Lukas, a former Polish academic in his late thirties, is in one such camp in Central Asia, a grim international enclave of the sick and dying. He and his fellow inmates spend their days getting drunk, using drugs, and having ubiquitous but emotionless sex. There are conspiracy theorists and strange cults, suicide is the order of the day, reason wavers on the sidelines. Ennui is endemic and hides something far more raw: despair.

Lukas’ story intertwines with that of Rebecca, an epidemiologist in New York who works for the institute that developed the vaccine. She lost her partner in the outbreak, and as the city celebrates five years since the last re-infection, convinced the game isn’t over, she tests the vaccine against lab-made mutations. While Lukas indulges in libertine, she is trapped by fear, eating only “safe” foods and having sex through a disinfected plastic sheet.

The plot unfolds slowly, with Holdstock taking plenty of time to let these two worlds take shape in the reader’s mind. At camp, that means introducing a bewildering cast of characters that we’ve only ever known in broad brushstrokes. Despite their international names, they all speak good English in a similar way.

When Rebecca’s world carefully begins to open up, Lukas’ falls into a catastrophe. Accused of rape, he faces judgment in a kangaroo court organized by the other inmates. When Rebecca and Lukas meet, we’re already three quarters of the way through the book.
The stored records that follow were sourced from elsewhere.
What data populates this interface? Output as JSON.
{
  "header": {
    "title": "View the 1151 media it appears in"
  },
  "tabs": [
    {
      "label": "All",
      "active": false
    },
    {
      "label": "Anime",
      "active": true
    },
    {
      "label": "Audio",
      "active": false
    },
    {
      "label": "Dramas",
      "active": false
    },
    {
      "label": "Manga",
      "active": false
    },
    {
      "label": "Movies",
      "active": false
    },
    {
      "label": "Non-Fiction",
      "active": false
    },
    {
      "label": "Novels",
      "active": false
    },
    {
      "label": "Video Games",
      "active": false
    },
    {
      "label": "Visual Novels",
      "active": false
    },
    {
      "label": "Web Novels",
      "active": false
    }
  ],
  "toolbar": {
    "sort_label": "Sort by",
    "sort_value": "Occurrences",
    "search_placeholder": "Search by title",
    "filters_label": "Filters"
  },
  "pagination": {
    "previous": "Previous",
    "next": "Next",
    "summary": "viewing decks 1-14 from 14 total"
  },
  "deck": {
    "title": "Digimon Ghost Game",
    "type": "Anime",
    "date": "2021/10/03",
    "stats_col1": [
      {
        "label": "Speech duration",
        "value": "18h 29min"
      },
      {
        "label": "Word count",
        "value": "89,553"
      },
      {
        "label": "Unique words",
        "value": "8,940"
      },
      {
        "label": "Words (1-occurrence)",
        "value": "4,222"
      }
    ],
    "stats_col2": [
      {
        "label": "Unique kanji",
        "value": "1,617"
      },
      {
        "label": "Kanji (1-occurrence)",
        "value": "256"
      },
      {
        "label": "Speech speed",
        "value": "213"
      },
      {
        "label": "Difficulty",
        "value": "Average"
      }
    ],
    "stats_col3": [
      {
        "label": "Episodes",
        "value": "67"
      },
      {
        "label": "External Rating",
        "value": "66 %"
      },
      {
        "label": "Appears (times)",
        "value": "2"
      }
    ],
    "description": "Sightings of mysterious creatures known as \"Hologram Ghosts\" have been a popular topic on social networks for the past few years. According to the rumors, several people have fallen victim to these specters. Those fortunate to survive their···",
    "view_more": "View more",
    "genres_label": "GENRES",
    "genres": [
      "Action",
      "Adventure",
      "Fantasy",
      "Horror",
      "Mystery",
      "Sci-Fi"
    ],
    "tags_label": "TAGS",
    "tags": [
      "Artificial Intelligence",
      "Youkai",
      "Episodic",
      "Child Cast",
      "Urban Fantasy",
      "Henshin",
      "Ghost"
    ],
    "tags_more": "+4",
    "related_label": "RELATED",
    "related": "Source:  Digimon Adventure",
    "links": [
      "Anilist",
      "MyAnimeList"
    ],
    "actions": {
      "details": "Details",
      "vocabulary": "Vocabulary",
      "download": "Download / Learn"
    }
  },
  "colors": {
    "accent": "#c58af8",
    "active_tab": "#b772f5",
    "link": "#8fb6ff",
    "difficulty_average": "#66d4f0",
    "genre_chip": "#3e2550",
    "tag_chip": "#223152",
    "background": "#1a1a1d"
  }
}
Holdstock writes dispassionately and has an eye for visceral detail. He is rightly reserved with the scientific details surrounding the disease, allowing us to focus on the characters. But it’s a story with little light or redemption.

In essence, his subject matter is the aftermath of a global catastrophe and its impact on individuals. No one in the book is unscathed — from loss, fear, denial, or just plain despair. Many are damaged beyond repair. People keep their emotions at bay. Few, if any, seem capable of attachment or compassion. I finished the book to thank my lucky stars that “our” pandemic, bad as it was, wasn’t as bad as this one.